は端的に「同じことをするのに方法はひとつだけの方がいい」を意味します。この哲学はGo言語も同じで、Rubyと真逆です。
Rubyの有名なスローガンは、
"There's more than one way to do it."(やり方はいくつもある)
です。
両者とも言わんことは理解できて、目指しているところ同じで、プログラマーの生産性の向上だと思います。
チームで仕事をする場合はコードの記述は奇をてらわずシンプルで一貫性があった方が良いのは明確だし、個人でコードを書く場合は表現力が豊かな方がモチベーションが上がります。(まあ、後者は人によるかもしれませんが)
Pythonの表現の多様性
おそらくPythonも歴史的変遷があって、いろいろな機能が追加されてきて、初期のミニマリズムからは変わってきているのかなと思います。

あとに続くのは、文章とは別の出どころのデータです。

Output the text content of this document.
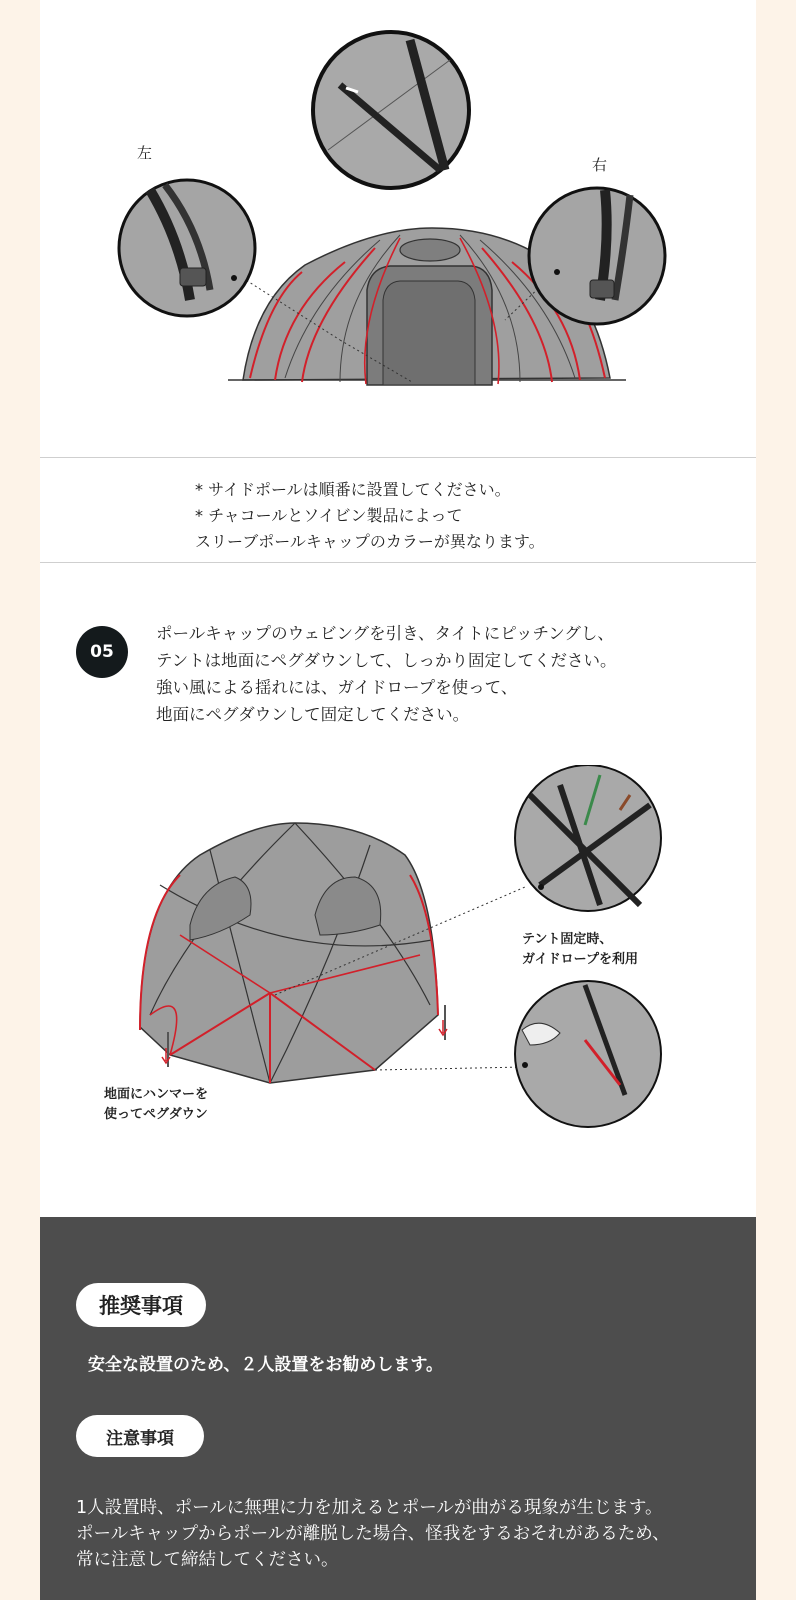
左
右
* サイドポールは順番に設置してください。
* チャコールとソイビン製品によって
スリーブポールキャップのカラーが異なります。
05
ポールキャップのウェビングを引き、タイトにピッチングし、
テントは地面にペグダウンして、しっかり固定してください。
強い風による揺れには、ガイドロープを使って、
地面にペグダウンして固定してください。
テント固定時、
ガイドロープを利用
地面にハンマーを
使ってペグダウン
推奨事項
安全な設置のため、２人設置をお勧めします。
注意事項
1人設置時、ポールに無理に力を加えるとポールが曲がる現象が生じます。
ポールキャップからポールが離脱した場合、怪我をするおそれがあるため、
常に注意して締結してください。
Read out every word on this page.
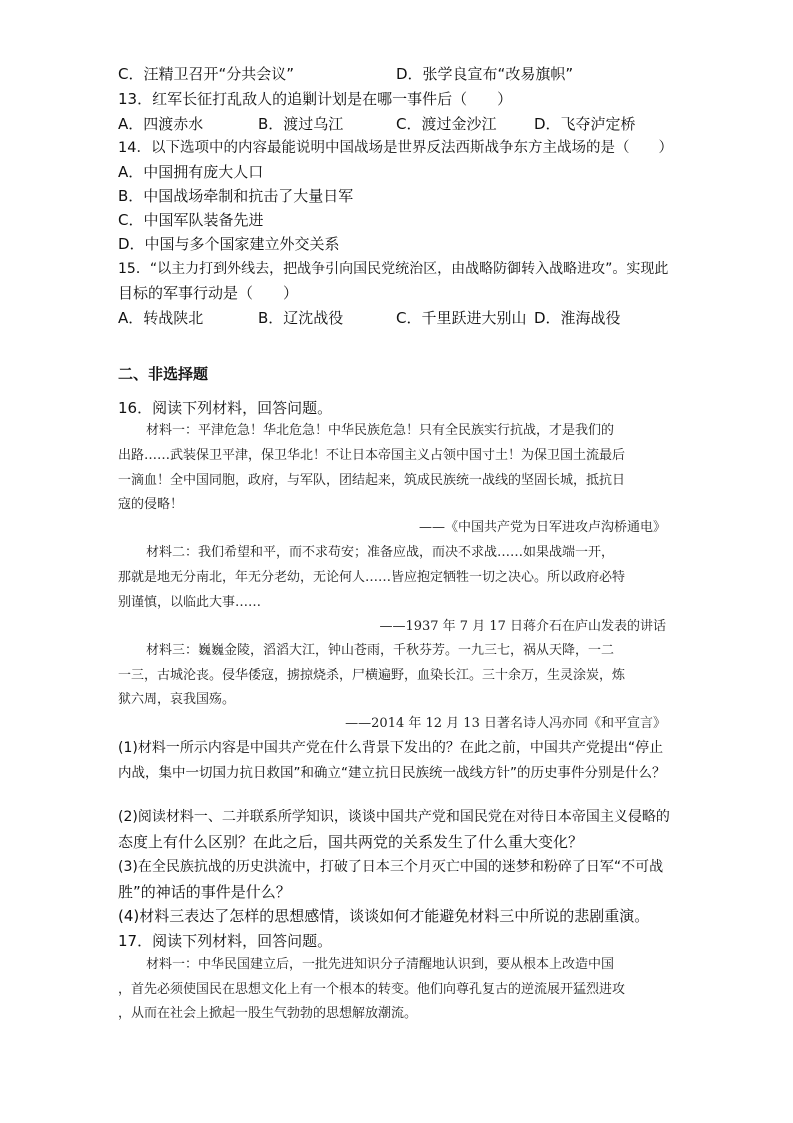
C．汪精卫召开“分共会议”	D．张学良宣布“改易旗帜”
13．红军长征打乱敌人的追剿计划是在哪一事件后（　　）
A．四渡赤水	B．渡过乌江	C．渡过金沙江	D．飞夺泸定桥
14．以下选项中的内容最能说明中国战场是世界反法西斯战争东方主战场的是（　　）
A．中国拥有庞大人口
B．中国战场牵制和抗击了大量日军
C．中国军队装备先进
D．中国与多个国家建立外交关系
15．“以主力打到外线去，把战争引向国民党统治区，由战略防御转入战略进攻”。实现此
目标的军事行动是（　　）
A．转战陕北	B．辽沈战役	C．千里跃进大别山 D．淮海战役
二、非选择题
16．阅读下列材料，回答问题。
材料一：平津危急！华北危急！中华民族危急！只有全民族实行抗战，才是我们的
出路……武装保卫平津，保卫华北！不让日本帝国主义占领中国寸土！为保卫国土流最后
一滴血！全中国同胞，政府，与军队，团结起来，筑成民族统一战线的坚固长城，抵抗日
寇的侵略！
——《中国共产党为日军进攻卢沟桥通电》
材料二：我们希望和平，而不求苟安；准备应战，而决不求战……如果战端一开，
那就是地无分南北，年无分老幼，无论何人……皆应抱定牺牲一切之决心。所以政府必特
别谨慎，以临此大事……
——1937 年 7 月 17 日蒋介石在庐山发表的讲话
材料三：巍巍金陵，滔滔大江，钟山苍雨，千秋芬芳。一九三七，祸从天降，一二
一三，古城沦丧。侵华倭寇，掳掠烧杀，尸横遍野，血染长江。三十余万，生灵涂炭，炼
狱六周，哀我国殇。
——2014 年 12 月 13 日著名诗人冯亦同《和平宣言》
(1)材料一所示内容是中国共产党在什么背景下发出的？在此之前，中国共产党提出“停止
内战，集中一切国力抗日救国”和确立“建立抗日民族统一战线方针”的历史事件分别是什么？
(2)阅读材料一、二并联系所学知识，谈谈中国共产党和国民党在对待日本帝国主义侵略的
态度上有什么区别？在此之后，国共两党的关系发生了什么重大变化？
(3)在全民族抗战的历史洪流中，打破了日本三个月灭亡中国的迷梦和粉碎了日军“不可战
胜”的神话的事件是什么？
(4)材料三表达了怎样的思想感情，谈谈如何才能避免材料三中所说的悲剧重演。
17．阅读下列材料，回答问题。
材料一：中华民国建立后，一批先进知识分子清醒地认识到，要从根本上改造中国
，首先必须使国民在思想文化上有一个根本的转变。他们向尊孔复古的逆流展开猛烈进攻
，从而在社会上掀起一股生气勃勃的思想解放潮流。
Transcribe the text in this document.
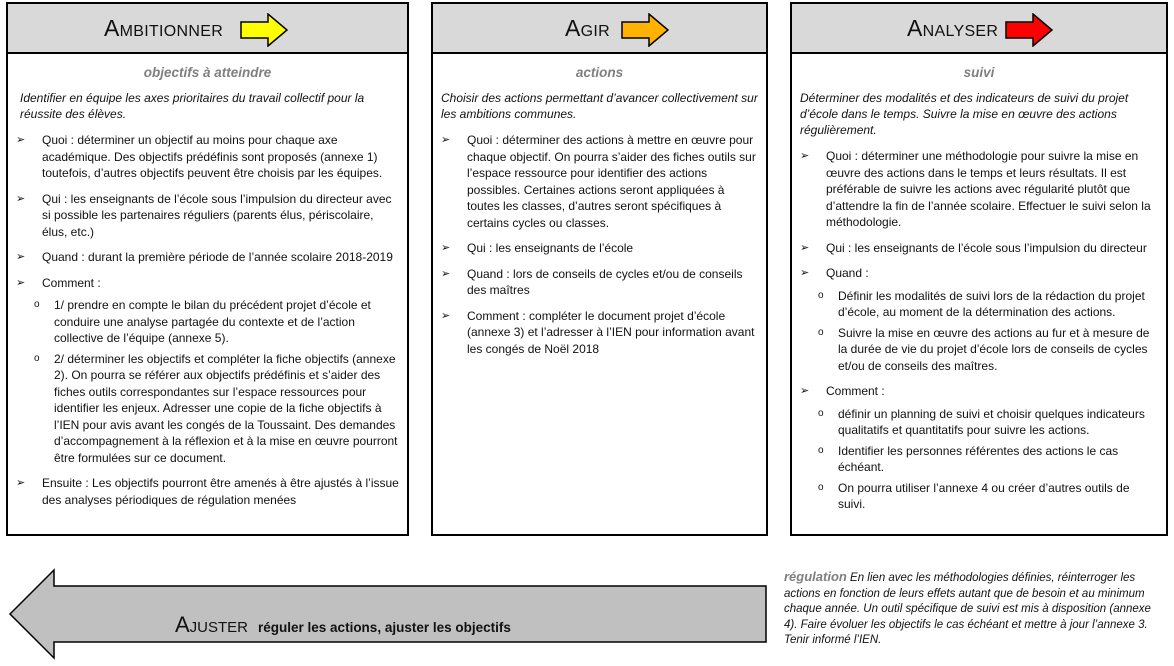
Ambitionner
objectifs à atteindre
Identifier en équipe les axes prioritaires du travail collectif pour la réussite des élèves.
➢ Quoi : déterminer un objectif au moins pour chaque axe académique. Des objectifs prédéfinis sont proposés (annexe 1) toutefois, d’autres objectifs peuvent être choisis par les équipes.
➢ Qui : les enseignants de l’école sous l’impulsion du directeur avec si possible les partenaires réguliers (parents élus, périscolaire, élus, etc.)
➢ Quand : durant la première période de l’année scolaire 2018-2019
➢ Comment :
o 1/ prendre en compte le bilan du précédent projet d’école et conduire une analyse partagée du contexte et de l’action collective de l’équipe (annexe 5).
o 2/ déterminer les objectifs et compléter la fiche objectifs (annexe 2). On pourra se référer aux objectifs prédéfinis et s’aider des fiches outils correspondantes sur l’espace ressources pour identifier les enjeux. Adresser une copie de la fiche objectifs à l’IEN pour avis avant les congés de la Toussaint. Des demandes d’accompagnement à la réflexion et à la mise en œuvre pourront être formulées sur ce document.
➢ Ensuite : Les objectifs pourront être amenés à être ajustés à l’issue des analyses périodiques de régulation menées
Agir
actions
Choisir des actions permettant d’avancer collectivement sur les ambitions communes.
➢ Quoi : déterminer des actions à mettre en œuvre pour chaque objectif. On pourra s’aider des fiches outils sur l’espace ressource pour identifier des actions possibles. Certaines actions seront appliquées à toutes les classes, d’autres seront spécifiques à certains cycles ou classes.
➢ Qui : les enseignants de l’école
➢ Quand : lors de conseils de cycles et/ou de conseils des maîtres
➢ Comment : compléter le document projet d’école (annexe 3) et l’adresser à l’IEN pour information avant les congés de Noël 2018
Analyser
suivi
Déterminer des modalités et des indicateurs de suivi du projet d’école dans le temps. Suivre la mise en œuvre des actions régulièrement.
➢ Quoi : déterminer une méthodologie pour suivre la mise en œuvre des actions dans le temps et leurs résultats. Il est préférable de suivre les actions avec régularité plutôt que d’attendre la fin de l’année scolaire. Effectuer le suivi selon la méthodologie.
➢ Qui : les enseignants de l’école sous l’impulsion du directeur
➢ Quand :
o Définir les modalités de suivi lors de la rédaction du projet d’école, au moment de la détermination des actions.
o Suivre la mise en œuvre des actions au fur et à mesure de la durée de vie du projet d’école lors de conseils de cycles et/ou de conseils des maîtres.
➢ Comment :
o définir un planning de suivi et choisir quelques indicateurs qualitatifs et quantitatifs pour suivre les actions.
o Identifier les personnes référentes des actions le cas échéant.
o On pourra utiliser l’annexe 4 ou créer d’autres outils de suivi.
Ajuster réguler les actions, ajuster les objectifs
régulation En lien avec les méthodologies définies, réinterroger les actions en fonction de leurs effets autant que de besoin et au minimum chaque année. Un outil spécifique de suivi est mis à disposition (annexe 4). Faire évoluer les objectifs le cas échéant et mettre à jour l’annexe 3. Tenir informé l’IEN.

いや、pythonとてThere should be one
とは言っているが、実際のところ「同じことをする」のに多様な表現が可能ですよ。
という例を示したいのが、本稿の本題です。
例題
Codewarsからお題を拝借します。
ある数字が与えられた時に、各桁の数をそれぞれを2乗にしてくっつけた数字を作ってください。
例:
9119 -> 811181 (9-1-1-9 -> 81-1-1-81)
765 -> 493625 (7-6-5 -> 49-36-25)
この問題の解き方は、(1)数字のまま扱う (2)いったん文字列にする、という2つ方針が考えられますが、コード表現の多様性を言いたいので、とりあえず(2)の方針に揃えたいと思います。
Solutionその1
一般的にfor文で簡潔に書くと下記のようになると思います。
def square_digits1(num):
s = ''
for c in str(num):
s += str(int(c)**2)
return int(s)
Solutionその2
Solution 1と同じことをしているが、リスト内包表記を使用したものです。
def square_digits2(num):
return int(''.join([str(int(c)**2) for c in str(num)]))
Solutionその3
Solution 2とほとんど同じように見えますが、for..
文の代わりに、関数型プログラミングの機能map(lambda ...)
を使っています。
注意すべき点は、map()を使った場合は内部動作が異なります。遅延評価されます2。
def square_digits3(num):
return int(''.join(map(lambda c: str(int(c)**2), str(num))))
その他
細かいところだと、実装方法のバリエーションはいろいろあります。
例えば、for文とmapの組み合わせで
def square_digits3_1(num):
s = ''
for c in map(lambda c: int(c)**2, str(num)):
s += str(c)
return int(s)
とか、関数型プログラミングのreduce()関数を使用する、
from functools import reduce
def square_digits4(num):
return int(reduce(lambda s, n: s + str((int(n)**2)), str(num), ''))
とか。
自分はPythonの達人でもなんでもないので、上記以外のバリエーションはもっとあるかもしれません。
まとめ
昔からのPythonウォッチャーではないので、歴史的な変移は知りませんが、おそらくバージョンアップごとに言語機能が追加されて、初期の頃よりもずっと表現のバリエーションが増えたのでしょう。
「Pythonさん、There should be one
とか言っているから、味気ない言語かと思ったら、言っていることとやっていること、ちゃうやんけ!」が、結局、言いたかっただけです。